Eu sou uma pessoa tão distraída, que no dia que eu recebi o maior elogio da vida, eu simplesmente não entendi.

Foi assim: a Joana Monteleone , lendo as minhas histórias me falou algo como “o jeito que você escreve sobre drinks me lembra muito a M.F.K. Fisher, ela é a sua cara, gêmeas”.

Eu anotei a dica e encomendei dois livros da escritora para conhecer: “Consider the Oyster” (algo como Dê uma chance para a Ostra) e o “How to cook a wolf” (Como cozinhar um lobo).

Semana passada eu peguei os livros para ler e comecei também a pesquisar sobre a vida da nossa musa. Resumindo: Estou completamente apaixonada. Que mulher inspiradora! Fiquei envergonhada de não ter conhecido antes. Acontece, ainda bem que nunca é tarde.

Mary Frances Kennedy nasceu em 1908 no estado de Michigan poucos minutos antes do dia 04 de julho e por sorte não recebeu o nome de Independencia, como queria seu pai, um pequeno editor de jornal de bairro.

Mary começou a escrever poesia aos 5 anos e na adolescência trabalhou como “frila” no jornal do pai escrevendo até 15 artigos por dia. Foi nessa época que aprendeu a escrever rápido e a prender a atenção do leitor sem ser chata.

Não era uma aluna exemplar, mas acabou indo fazer faculdade na UCLA na Califórnia, onde conheceu seu primeiro marido Al Fisher.

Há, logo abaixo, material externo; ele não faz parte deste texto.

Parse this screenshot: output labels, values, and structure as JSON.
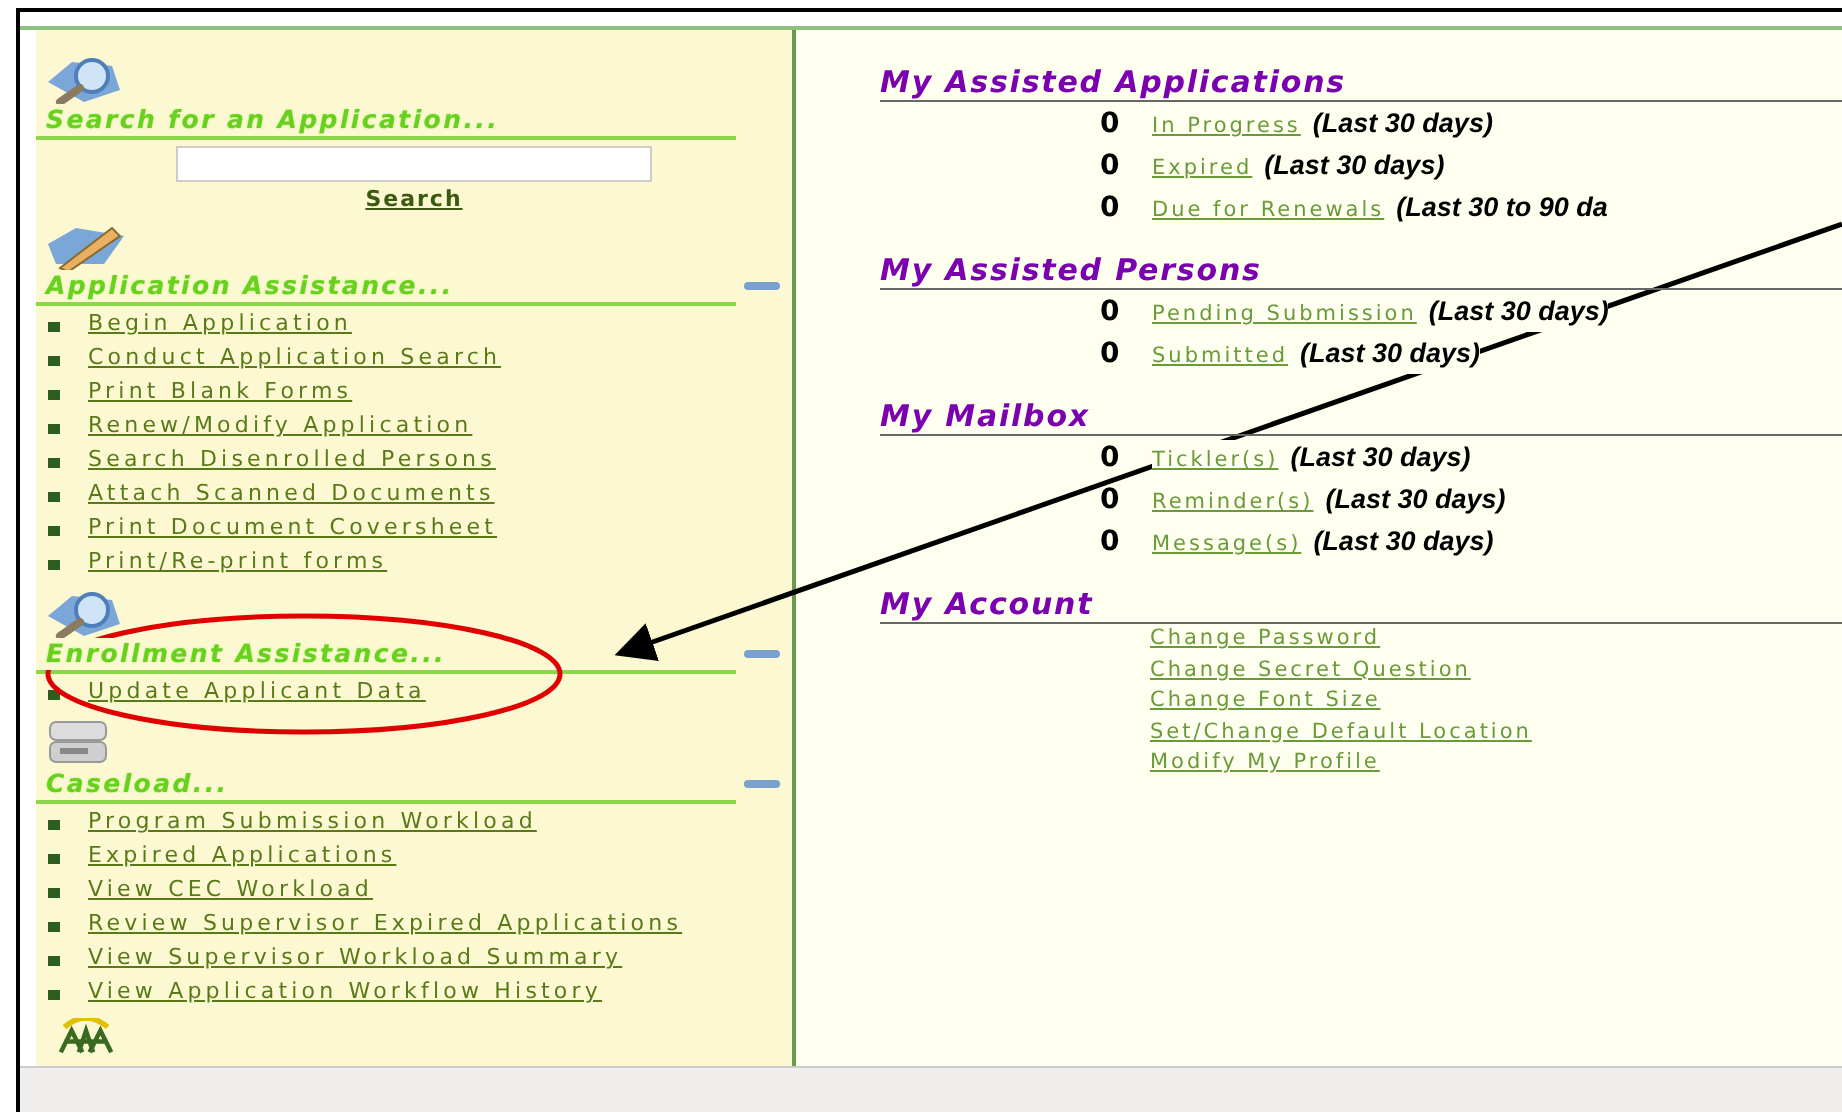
{
  "sidebar": {
    "sections": [
      {
        "kind": "search",
        "title": "Search for an Application...",
        "collapsible": false,
        "button": "Search"
      },
      {
        "kind": "links",
        "title": "Application Assistance...",
        "collapsible": true,
        "items": [
          "Begin Application",
          "Conduct Application Search",
          "Print Blank Forms",
          "Renew/Modify Application",
          "Search Disenrolled Persons",
          "Attach Scanned Documents",
          "Print Document Coversheet",
          "Print/Re-print forms"
        ]
      },
      {
        "kind": "links",
        "title": "Enrollment Assistance...",
        "collapsible": true,
        "items": [
          "Update Applicant Data"
        ]
      },
      {
        "kind": "links",
        "title": "Caseload...",
        "collapsible": true,
        "items": [
          "Program Submission Workload",
          "Expired Applications",
          "View CEC Workload",
          "Review Supervisor Expired Applications",
          "View Supervisor Workload Summary",
          "View Application Workflow History"
        ]
      },
      {
        "kind": "logo"
      }
    ]
  },
  "main": {
    "sections": [
      {
        "kind": "counts",
        "title": "My Assisted Applications",
        "rows": [
          {
            "count": "0",
            "link": "In Progress",
            "period": "(Last 30 days)"
          },
          {
            "count": "0",
            "link": "Expired",
            "period": "(Last 30 days)"
          },
          {
            "count": "0",
            "link": "Due for Renewals",
            "period": "(Last 30 to 90 da"
          }
        ]
      },
      {
        "kind": "counts",
        "title": "My Assisted Persons",
        "rows": [
          {
            "count": "0",
            "link": "Pending Submission",
            "period": "(Last 30 days)"
          },
          {
            "count": "0",
            "link": "Submitted",
            "period": "(Last 30 days)"
          }
        ]
      },
      {
        "kind": "counts",
        "title": "My Mailbox",
        "rows": [
          {
            "count": "0",
            "link": "Tickler(s)",
            "period": "(Last 30 days)"
          },
          {
            "count": "0",
            "link": "Reminder(s)",
            "period": "(Last 30 days)"
          },
          {
            "count": "0",
            "link": "Message(s)",
            "period": "(Last 30 days)"
          }
        ]
      },
      {
        "kind": "links",
        "title": "My Account",
        "links": [
          "Change Password",
          "Change Secret Question",
          "Change Font Size",
          "Set/Change Default Location",
          "Modify My Profile"
        ]
      }
    ]
  }
}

Depois do casamento, os pombinhos velejaram até a França onde Al foi fazer seu doutorado em letras enquanto Mary estudava Belas Artes e deleitava-se com todos os prazeres que a culinária francesa é capaz de oferecer: queijos, vinhos, sobremesas e muitos cremes.

E ainda tem pão crocante saindo do forno, geléia de morangos colhidos na hora e batatas fritas crocantes, mas não uniformemente douradas.

Mary era especialmente fascinada pela pequena e suculenta couve flor que comprava fresca no mercado local e preparava gratinada boiando no creme de leite e na manteiga.

Foi nessa época que Mary aprendeu a comer ostra, tema do primeiro livro dela que eu li.

O livro começa contando a saga da ostra pela sobrevivência no mar agitado e tudo que essa pequena preciosidade enfrenta até poder ser degustada fresca acompanhada de champagne bem gelada.

A forma como Mary descreve, se lá pelo terceiro, quarto capítulo você não está de joelhos implorando para comer ostra é porque o seu desejo está morto por dentro.

Poetisa do apetite foi a descrição que o autor John Updike deu para M.F.K., mas a definição da sua escrita que eu mais gosto é a seguinte “ela escreve de comida como os outros escrevem de amor, só que melhor”.

Mary era daquelas pessoas que sabia viver.

Depois de passar uma temporada com o querido Al na França, ela volta para a Califórnia onde conhece o artista plástico Dillwyn “Tim” Parrish, o grande amor da sua vida.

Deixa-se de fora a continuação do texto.